The work presented here has focussed on one phantom, but it is clearly desirable to test the model in a range of phantoms with different microstructural characteristics. By altering parameters in the electrospraying process such as the electric field strength (applied voltage/working distance) and the flow rates of the polymer solutions, the inner radius of the resultant spheres, and the shell thickness, can be controlled. This approach has been used previously to generate electrospun fibre phantoms with different diameters [11, 15]. Typically, the electrospraying technique is capable of producing spheres in the micron and sub-micron size range, and we envisage being able to produce spheres over a physiologically-relevant size range. For example, a previous electrospraying study generated spheres with diameters ranging from \(0.6-36\,\upmu \text {m}\), although these were not hollow [24]. The bulk size of the phantom is mainly dependent on the sphere collecting efficiency and the length of time over which the electrospraying process is carried out. For example, the phantom used in this study had a length of \(\sim 9\,\text {mm}\) and an inner/outer annular radius of \(\sim 0.7\,\text {mm}/ 1.3\,\text {mm}\), and was produced over a period of 1–2 h. While we do not currently have data regarding the reproducibility of the sphere phantom construction process, based on previous experience of generating fibre phantoms with co-electrospinning, we expect the reproducibility to be reasonably good.

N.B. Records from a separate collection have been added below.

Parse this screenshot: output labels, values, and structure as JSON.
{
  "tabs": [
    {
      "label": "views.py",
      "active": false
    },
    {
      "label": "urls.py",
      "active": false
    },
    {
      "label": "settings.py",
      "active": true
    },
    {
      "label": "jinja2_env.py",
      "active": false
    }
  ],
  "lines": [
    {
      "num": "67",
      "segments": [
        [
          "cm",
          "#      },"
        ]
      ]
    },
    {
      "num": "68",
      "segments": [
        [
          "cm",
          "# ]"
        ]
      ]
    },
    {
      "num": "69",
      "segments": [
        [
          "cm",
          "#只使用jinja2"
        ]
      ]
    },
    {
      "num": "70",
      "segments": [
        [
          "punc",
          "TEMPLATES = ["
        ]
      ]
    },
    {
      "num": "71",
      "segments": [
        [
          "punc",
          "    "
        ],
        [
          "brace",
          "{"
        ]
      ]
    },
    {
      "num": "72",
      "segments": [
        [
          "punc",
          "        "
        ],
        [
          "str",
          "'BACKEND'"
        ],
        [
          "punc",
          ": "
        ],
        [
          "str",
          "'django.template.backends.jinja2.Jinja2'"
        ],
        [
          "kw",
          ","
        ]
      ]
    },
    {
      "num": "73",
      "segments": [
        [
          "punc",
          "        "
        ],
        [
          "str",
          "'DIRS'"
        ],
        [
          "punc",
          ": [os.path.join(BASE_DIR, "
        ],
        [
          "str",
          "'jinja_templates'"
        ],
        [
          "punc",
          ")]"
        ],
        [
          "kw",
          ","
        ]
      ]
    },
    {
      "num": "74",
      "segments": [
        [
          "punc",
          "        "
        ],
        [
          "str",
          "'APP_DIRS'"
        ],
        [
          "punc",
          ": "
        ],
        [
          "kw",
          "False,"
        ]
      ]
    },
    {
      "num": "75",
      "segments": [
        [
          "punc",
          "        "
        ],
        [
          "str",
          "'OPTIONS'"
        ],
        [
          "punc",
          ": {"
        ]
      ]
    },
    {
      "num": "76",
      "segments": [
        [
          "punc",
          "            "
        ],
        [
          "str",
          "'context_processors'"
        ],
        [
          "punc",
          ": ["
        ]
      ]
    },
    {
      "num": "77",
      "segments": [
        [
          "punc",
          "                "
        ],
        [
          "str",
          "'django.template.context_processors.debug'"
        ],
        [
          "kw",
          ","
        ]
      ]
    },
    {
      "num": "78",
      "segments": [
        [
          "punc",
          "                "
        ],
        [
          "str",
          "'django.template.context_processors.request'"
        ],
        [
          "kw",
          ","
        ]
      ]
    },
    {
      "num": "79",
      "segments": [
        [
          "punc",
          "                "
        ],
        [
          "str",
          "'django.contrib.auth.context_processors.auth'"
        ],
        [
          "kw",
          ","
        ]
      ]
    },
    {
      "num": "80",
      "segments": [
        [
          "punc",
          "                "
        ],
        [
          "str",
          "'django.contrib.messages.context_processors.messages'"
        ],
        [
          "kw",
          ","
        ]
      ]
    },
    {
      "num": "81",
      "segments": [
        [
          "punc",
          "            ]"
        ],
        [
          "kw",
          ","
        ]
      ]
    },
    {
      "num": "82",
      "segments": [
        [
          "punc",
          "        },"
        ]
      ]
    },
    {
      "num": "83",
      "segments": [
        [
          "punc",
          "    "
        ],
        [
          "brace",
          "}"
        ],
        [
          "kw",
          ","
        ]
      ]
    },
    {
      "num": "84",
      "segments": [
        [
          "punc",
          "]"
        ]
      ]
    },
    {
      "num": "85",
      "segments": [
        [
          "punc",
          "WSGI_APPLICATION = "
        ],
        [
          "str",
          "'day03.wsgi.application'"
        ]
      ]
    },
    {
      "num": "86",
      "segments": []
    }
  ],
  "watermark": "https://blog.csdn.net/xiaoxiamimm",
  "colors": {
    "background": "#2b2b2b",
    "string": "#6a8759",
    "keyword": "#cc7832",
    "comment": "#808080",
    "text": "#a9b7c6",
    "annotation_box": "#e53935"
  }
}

Finally, it should be noted that the phantom investigated here is clearly a vast oversimplification of actual tumour tissue, lacking intra- and extra-cellular structures, such as cell nuclei and collagen, respectively, as well as lacking a vascular component. The simplicity of the phantom is intended to facilitate the validation of a simple mathematical model, which is not designed to capture all aspects of tumour microstructure. Future work will look at applying the model to progressively more complex systems, such as modified phantoms and in vitro and in vivo tumour models, with the aim of developing an understanding of which aspects of tumour microstructure the DW-MRI signal is sensitive to.

6 Conclusions

This work described in silico and experimental validation of a biophysical model of the DW-MRI signal. Good agreement was found between Monte Carlo simulations and the analytic model, which was then used to obtain microstructural estimates from a novel physical phantom. While further characterisation of the phantom is needed to fully assess the accuracy of the DW-MRI estimates, the difference between the MR and SEM radii is qualitatively consistent with the non-zero thickness of the sphere walls. The estimated free diffusivity is consistent with the free cyclohexane ADC, and the estimated volume fraction is plausible. These phantoms may prove useful for evaluating the accuracy and precision of estimates from models relevant to the characterisation of tumour tissue.